It’s hard to fathom why anybody would want to make a movie in 2014 about a criminal shooter who trades guns for roses. Surely, enough has been said about the likes of Dev (Ranveer Singh), a small-town criminal whose friendship with his partner Tutu (Ali Zafar) and his loyalty to his boss and mentor Bhaiyyaji (Govinda) are both tested when he falls in love with Disha (Parineeti Chopra). Events proceed as per script, or older scripts that have been down this road before in the 1970s. Dev dramatically buries his weapon and starts selling insurance. Bhaiyyaji, a singing, dancing and wisecracking gangster, finally bares his teeth. Disha sniffles on cue.
The 120-minute movie unfolds at some point in this era and somewhere in this part of the world, in a place and time that is halfway between Uttar Pradesh and a theme park dedicated to Hindi movie kitsch. Director Shaad Ali has doffed his hat to the innocent pleasures of popular Hindi cinema before in Bunty Aur Babli and the underrated meta-movie Jhoom Barabar Jhoom. He wants to create a fictional world like the one many of us grew up on – where people fall in love at first sight, characters don’t need surnames or back stories, evil is manufactured and doesn’t lie coiled within the breast, the rich hobnob with the not-so-rich without bothering about class differences, and villains magically disappear after obliging us with malevolence.

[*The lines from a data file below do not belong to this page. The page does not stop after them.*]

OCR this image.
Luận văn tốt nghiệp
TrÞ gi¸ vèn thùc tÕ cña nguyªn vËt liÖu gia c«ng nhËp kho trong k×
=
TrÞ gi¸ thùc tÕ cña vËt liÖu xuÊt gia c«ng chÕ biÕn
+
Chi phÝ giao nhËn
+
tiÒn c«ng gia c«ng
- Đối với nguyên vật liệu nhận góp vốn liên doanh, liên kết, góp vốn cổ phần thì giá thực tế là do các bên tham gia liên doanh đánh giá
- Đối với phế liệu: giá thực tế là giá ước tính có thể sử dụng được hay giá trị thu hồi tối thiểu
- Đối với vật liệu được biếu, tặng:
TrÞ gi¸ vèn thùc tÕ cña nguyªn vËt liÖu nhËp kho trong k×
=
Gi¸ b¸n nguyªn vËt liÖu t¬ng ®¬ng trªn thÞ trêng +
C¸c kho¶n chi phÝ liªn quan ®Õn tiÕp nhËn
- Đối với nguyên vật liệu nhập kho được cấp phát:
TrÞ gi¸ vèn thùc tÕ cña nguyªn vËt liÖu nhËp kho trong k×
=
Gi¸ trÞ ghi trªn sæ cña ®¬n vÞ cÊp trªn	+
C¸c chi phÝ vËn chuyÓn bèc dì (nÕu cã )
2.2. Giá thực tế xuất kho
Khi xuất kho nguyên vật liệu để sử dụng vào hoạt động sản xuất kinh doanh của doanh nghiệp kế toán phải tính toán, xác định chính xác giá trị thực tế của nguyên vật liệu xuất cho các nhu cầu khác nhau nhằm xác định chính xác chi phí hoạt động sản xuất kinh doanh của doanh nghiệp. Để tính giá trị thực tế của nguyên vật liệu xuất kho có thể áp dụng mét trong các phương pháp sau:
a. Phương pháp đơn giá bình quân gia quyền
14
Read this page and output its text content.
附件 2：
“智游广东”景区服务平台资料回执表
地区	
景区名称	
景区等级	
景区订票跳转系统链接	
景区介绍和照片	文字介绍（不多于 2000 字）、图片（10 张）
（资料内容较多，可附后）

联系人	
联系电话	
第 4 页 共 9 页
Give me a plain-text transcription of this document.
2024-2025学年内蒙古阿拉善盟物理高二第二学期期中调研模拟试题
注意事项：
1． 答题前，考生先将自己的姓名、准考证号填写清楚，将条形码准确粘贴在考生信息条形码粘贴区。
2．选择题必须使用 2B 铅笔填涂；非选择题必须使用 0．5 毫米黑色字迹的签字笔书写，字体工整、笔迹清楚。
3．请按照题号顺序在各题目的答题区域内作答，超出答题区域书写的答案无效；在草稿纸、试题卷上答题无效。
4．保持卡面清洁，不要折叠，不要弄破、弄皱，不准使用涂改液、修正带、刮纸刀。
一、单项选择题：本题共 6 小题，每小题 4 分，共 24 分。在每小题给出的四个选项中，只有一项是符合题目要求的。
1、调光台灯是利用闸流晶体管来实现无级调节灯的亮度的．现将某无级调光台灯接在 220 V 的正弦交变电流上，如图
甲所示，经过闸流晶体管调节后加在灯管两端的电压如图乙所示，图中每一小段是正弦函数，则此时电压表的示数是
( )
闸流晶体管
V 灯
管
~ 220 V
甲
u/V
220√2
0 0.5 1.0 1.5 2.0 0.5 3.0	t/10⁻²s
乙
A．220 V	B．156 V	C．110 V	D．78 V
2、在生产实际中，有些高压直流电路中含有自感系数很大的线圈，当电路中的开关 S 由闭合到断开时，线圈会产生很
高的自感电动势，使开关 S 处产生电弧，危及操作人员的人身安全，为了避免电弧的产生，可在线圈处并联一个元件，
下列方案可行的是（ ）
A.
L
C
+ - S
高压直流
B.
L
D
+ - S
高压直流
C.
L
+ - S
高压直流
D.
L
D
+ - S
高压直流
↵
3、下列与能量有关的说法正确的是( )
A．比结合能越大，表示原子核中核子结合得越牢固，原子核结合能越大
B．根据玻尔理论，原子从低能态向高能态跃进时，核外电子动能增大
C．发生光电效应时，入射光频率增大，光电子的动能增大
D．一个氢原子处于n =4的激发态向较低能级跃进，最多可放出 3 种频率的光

The cast sportingly goes along with this touching but poorly developed tribute to the triumph of evil over good, putting on their best grimaces even though they are too good-natured to scare anything other than a stuffed toy. Dev, in particular, is a sweetheart, his boyish voice and demeanour making him a most unconvincing thug but a most convincing virgin. Kill Dill lacks purpose, originality and zing, but not sincerity. Shaad Ali has tremendous faith in his creation. He directs his actors nicely and creates some unpretentious moments of wry comedy.
But he works very hard for very little. The material is so flimsy that it evaporates on contact with anything resembling reality. It’s tonally off and puzzling throughout.